To put it from a user perspective in this, I love the idea, I would (as a user) like to be able to choose to "download all at once" and "check for updates" in an app which does this though, if at all possible (as I currently am on dialup)

And in situations where I use this "web-app" then I am offline, I want to use [x] feature which has not been cached yet off the web, Ooops I dont have it.

Or when [xyz] function (script) was needed, so checked for caching, ok...updated... later on that script is not needed, but another one (which has portions and calee's which use the initial one) updates, now I'm offline, and some other portion of the webapp, uses functions in the "up to date" script, which calls functions in the "not up to date script" all of a sudden I get JS errors, since I hadn't needed to update the "not up to date" script before, and I am offline, and its trying to use from cache.

Seems like a programming/logic nightmare in the end. But I like the concept, if you or someone are able to flesh out the logic of it, GREAT.

Posted by: Justin Wood (Callek) at July 24, 2005 12:22 AM

That sounds amazingly cool. I'm sure it's going to set off lots of peoples' security alarm bells (correctly or not) but it still sounds amazingly cool. How do you think this stacks up to the XAML + .NET offering?

Posted by: Andrew Smith at July 25, 2005 4:43 AM

Having got over the cool-factor now, some possible down-sides:

1. Incremental download will cause a delay when new windows are shown for the first time.

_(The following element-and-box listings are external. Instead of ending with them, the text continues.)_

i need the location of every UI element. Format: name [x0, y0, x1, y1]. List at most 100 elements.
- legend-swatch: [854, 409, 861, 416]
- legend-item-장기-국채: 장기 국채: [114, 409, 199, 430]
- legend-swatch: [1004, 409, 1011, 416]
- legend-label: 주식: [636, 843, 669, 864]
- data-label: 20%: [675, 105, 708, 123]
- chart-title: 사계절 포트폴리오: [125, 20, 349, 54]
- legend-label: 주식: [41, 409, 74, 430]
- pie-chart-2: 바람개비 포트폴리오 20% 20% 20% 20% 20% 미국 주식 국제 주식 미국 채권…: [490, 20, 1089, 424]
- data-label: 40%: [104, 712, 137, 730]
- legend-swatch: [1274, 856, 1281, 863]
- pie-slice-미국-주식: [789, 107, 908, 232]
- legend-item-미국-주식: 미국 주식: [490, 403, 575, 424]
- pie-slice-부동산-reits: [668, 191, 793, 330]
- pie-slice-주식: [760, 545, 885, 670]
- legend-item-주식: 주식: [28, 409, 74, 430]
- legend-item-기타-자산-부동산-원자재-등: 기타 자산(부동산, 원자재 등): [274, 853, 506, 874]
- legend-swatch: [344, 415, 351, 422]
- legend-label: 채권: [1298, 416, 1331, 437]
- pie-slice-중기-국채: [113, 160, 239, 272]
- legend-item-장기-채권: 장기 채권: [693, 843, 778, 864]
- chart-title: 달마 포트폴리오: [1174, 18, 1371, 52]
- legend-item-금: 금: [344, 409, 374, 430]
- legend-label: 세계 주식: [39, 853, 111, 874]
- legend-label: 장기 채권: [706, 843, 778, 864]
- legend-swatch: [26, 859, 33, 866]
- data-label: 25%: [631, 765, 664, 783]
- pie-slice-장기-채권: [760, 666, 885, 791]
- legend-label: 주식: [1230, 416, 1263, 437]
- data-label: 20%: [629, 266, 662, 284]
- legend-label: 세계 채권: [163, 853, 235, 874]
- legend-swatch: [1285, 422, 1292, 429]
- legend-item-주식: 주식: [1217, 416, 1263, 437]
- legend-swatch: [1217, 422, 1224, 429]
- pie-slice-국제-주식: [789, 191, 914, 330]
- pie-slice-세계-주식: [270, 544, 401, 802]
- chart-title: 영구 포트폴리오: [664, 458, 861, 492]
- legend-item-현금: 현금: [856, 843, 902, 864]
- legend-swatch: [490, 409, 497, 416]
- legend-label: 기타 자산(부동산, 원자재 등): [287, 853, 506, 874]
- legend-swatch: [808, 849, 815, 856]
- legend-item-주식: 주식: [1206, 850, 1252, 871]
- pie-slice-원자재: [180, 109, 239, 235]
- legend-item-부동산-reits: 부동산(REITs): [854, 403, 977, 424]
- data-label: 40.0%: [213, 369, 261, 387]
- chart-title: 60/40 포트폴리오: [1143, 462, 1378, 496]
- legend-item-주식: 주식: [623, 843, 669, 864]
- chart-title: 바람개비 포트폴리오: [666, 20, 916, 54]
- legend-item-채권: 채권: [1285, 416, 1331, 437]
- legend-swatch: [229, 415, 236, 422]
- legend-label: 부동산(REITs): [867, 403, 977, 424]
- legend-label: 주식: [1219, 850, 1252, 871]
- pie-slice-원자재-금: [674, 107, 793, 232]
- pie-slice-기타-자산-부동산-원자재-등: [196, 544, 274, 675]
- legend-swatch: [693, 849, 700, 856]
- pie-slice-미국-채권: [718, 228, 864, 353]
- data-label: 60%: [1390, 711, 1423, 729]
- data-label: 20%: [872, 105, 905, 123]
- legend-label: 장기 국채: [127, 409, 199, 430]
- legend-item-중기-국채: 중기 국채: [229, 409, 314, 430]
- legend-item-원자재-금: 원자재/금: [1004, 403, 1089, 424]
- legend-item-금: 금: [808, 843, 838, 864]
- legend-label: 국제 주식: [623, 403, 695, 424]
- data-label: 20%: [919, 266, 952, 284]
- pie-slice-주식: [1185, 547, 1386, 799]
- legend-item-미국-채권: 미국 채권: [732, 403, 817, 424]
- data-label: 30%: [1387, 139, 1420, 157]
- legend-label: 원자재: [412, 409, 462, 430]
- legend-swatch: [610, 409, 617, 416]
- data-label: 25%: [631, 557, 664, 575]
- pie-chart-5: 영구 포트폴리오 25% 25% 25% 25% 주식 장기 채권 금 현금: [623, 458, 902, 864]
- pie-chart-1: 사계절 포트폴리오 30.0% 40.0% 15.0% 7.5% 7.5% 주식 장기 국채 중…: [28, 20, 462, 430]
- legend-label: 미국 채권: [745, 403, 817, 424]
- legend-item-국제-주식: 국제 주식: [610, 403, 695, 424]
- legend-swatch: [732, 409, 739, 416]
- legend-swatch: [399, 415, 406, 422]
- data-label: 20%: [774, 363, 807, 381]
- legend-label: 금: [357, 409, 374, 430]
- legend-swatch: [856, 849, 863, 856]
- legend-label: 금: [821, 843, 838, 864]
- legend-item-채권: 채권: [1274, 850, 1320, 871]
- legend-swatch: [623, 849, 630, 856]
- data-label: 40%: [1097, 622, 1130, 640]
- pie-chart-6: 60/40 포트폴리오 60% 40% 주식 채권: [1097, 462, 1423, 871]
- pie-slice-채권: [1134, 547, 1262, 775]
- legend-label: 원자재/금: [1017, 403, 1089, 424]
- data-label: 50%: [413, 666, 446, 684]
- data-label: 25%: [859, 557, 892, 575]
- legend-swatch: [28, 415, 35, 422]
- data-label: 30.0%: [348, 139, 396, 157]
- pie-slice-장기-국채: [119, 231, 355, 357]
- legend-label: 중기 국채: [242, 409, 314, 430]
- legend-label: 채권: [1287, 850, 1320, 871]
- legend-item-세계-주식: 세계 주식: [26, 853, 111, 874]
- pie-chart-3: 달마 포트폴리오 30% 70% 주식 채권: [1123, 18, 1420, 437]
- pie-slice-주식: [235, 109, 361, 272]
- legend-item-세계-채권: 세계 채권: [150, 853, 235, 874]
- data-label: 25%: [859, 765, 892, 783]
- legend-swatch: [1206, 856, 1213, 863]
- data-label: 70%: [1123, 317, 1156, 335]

2. Developers will have to be careful about setting cache expiration, as they may end up with JS that mismatches their XUL. I suspect this is worse than in the HTML world as more processing is done client-side.

3. This model may break the use of mirror servers for to deploying your application.

However, all that said, I can see this being killer for small intranet based apps.

3.

Posted by: Andrew Smith at July 25, 2005 4:57 AM

Andrew, I agree completely that this would be ideal for an intranet-based application... but not just small apps! I work for an ERP software company whose flagship software encompasses over 1,100 discrete application screens. Being able to install the system at one central location with the ability for the sysadmin to place software updates in one place for incremental updates---! Nirvana.